Laila  olhou pela janela  suja. Via algumas luzes esparsas embaixo.  A viagem, pelos cálculos, duraria cerca de 2 horas. O velho motor  não dava mais que  100 km/hora. Já voavam há cerca de hora e meia.  Daqui a pouco cruzariam a fronteira.  O cuidado agora era não serem abatidos pelos turcos. Laila ouviu o marido falando ao rádio com a torre.  Portanto já estavam sobrevoando solo turco. Laila  rezava nas contas de seu terço enquanto Aisha murmurava suas preces, ambas para o mesmo Deus. Ambas sabiam dos perigos da aterrissagem.  Finalmente Naim escutou as ordens da torre. Acendeu as luzes e  após mais quinze minutos  viu as luzes da pista e recebeu  a permissão de pouso.  O velho urubu  aterrissou  tal  qual  elegante e destemida águia. 

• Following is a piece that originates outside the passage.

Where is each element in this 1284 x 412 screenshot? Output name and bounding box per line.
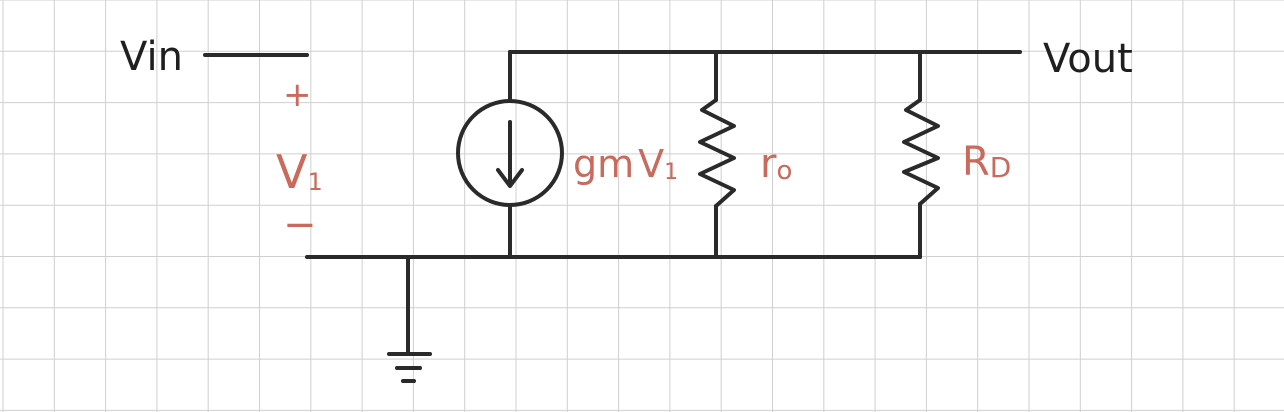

Ao saírem do avião, Laila  e  Aisha beijaram o chão.  Tinham conseguido escapar.  O filho de Laila nasceria num país sem guerra. Yasmine e Samir  cresceriam  num país  livre.  

As duas famílias tinham alguns parentes no Brasil.

  Como seria esse país ?  Alguma coisa tinham visto pela internet.

Mulheres quase peladas nas praias ...

Será que todas andavam assim?

Nenhuma delas coberta com burka ou abaya, sequer com lenço na cabeça!

Futebol também tinham visto, os maridos gostavam, tinha um tal Pelé, este já devia estar velho e outro Neymar, com cabelo espetado, ganhava montes de dinheiro na Espanha!  

Também viram  cidades enormes, São Paulo, com gente de todas as cores andando apressadas e trânsito atravancado!  

Não tinham muito dinheiro:

Como iremos  sobreviver?  Mas o Brasil era um novo mundo e os outros tinham conseguido.


Eles também conseguiriam prosperar nessa terra de imigrantes.